The family of the late Edwin Newhall (Bob) Woods has permanently gifted 500 acres of rare and unspoiled oak forest, grassland and frost bottom to The Nature Conservancy, the conservancy announced late Monday.

Long known as the Frances Newhall Woods Preserve, the ecologically diverse property sits in the heart of West Tisbury and reaches into Chilmark, bounded by Middle Road, North Road, the Panhandle and the West Tisbury-Chilmark town line. It includes upland oak forest that is habitat for scarlet tanagers and other songbirds as well as pocket wetlands, vernal pools and a pond. The Mill Brook runs through the property.

The Nature Conservancy has held a conservation restriction on the property since 1991, a gift from Bob and Jeanne Woods, both dedicated Island conservationists. The restriction will now be transferred to the Vineyard Conservation Society as conservancy takes ownership (the same organization cannot own and hold a conservation restriction on a property).

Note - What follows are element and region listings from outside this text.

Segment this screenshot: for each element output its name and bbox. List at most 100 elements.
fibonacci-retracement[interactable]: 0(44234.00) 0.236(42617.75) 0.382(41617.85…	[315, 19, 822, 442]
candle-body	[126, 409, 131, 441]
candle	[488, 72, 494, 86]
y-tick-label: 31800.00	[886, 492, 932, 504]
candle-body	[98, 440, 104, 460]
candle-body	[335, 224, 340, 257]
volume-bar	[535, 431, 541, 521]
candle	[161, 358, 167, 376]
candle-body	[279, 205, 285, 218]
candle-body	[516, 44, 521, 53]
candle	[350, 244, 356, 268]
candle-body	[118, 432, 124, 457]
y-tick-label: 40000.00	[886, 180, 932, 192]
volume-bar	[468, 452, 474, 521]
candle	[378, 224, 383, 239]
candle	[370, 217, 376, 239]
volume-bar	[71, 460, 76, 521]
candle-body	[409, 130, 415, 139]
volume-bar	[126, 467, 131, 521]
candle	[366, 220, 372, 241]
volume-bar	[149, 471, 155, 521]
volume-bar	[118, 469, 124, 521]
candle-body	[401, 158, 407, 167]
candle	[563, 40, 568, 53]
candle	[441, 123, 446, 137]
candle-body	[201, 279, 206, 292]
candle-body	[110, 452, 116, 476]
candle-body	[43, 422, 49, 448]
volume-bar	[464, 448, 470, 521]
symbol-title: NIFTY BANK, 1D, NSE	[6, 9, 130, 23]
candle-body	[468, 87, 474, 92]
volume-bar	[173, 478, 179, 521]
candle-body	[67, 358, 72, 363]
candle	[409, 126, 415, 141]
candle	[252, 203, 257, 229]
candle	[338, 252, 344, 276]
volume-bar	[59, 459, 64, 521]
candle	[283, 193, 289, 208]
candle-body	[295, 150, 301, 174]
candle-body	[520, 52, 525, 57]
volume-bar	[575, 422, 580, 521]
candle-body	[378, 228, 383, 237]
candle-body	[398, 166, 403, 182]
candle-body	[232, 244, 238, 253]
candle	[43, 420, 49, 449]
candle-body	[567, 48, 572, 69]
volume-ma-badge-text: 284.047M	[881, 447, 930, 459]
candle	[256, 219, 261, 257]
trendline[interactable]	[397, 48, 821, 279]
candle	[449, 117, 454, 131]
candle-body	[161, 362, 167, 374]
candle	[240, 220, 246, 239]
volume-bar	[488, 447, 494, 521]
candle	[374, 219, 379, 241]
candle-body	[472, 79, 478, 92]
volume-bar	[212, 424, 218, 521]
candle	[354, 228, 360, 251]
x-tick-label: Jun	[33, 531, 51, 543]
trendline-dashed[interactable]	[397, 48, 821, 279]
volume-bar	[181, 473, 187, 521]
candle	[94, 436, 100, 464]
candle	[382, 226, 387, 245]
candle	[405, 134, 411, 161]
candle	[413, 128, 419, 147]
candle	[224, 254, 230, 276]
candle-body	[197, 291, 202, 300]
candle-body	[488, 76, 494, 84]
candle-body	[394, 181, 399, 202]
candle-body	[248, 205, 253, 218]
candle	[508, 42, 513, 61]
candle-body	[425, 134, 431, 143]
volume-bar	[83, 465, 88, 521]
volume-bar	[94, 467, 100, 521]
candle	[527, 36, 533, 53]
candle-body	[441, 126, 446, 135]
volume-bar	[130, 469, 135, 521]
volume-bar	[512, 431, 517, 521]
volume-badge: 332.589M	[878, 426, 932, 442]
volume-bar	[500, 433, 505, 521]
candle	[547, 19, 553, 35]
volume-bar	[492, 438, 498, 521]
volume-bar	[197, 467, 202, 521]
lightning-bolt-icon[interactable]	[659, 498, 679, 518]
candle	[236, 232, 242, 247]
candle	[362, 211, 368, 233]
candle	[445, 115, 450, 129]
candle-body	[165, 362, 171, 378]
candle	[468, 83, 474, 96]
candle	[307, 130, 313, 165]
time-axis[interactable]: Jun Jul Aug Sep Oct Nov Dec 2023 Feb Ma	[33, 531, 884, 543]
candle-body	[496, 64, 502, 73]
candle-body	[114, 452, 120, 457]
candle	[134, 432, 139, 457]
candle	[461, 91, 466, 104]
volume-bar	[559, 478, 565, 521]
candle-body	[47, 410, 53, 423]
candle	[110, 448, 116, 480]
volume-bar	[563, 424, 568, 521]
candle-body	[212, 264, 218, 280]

Bob and Jeanne Woods both died in 2011, and their wish that the land be permanently gifted to the conservancy has been carried out by their three children.

“Beginning in the 1980s, our parents, with the advice of Island visionaries, concurred that because of its primarily undisturbed and significant conservation value, the property would become a nature and wildlife preserve in perpetuity,” said daughter Francine Woods in a press release.

“Bob truly loved this piece of the Vineyard, and he ensured that it would be protected forever,” said Tom Chase, a longtime Island director for the Nature Conservancy on the Vineyard.

Guided walks on the property will continue, the conservancy said.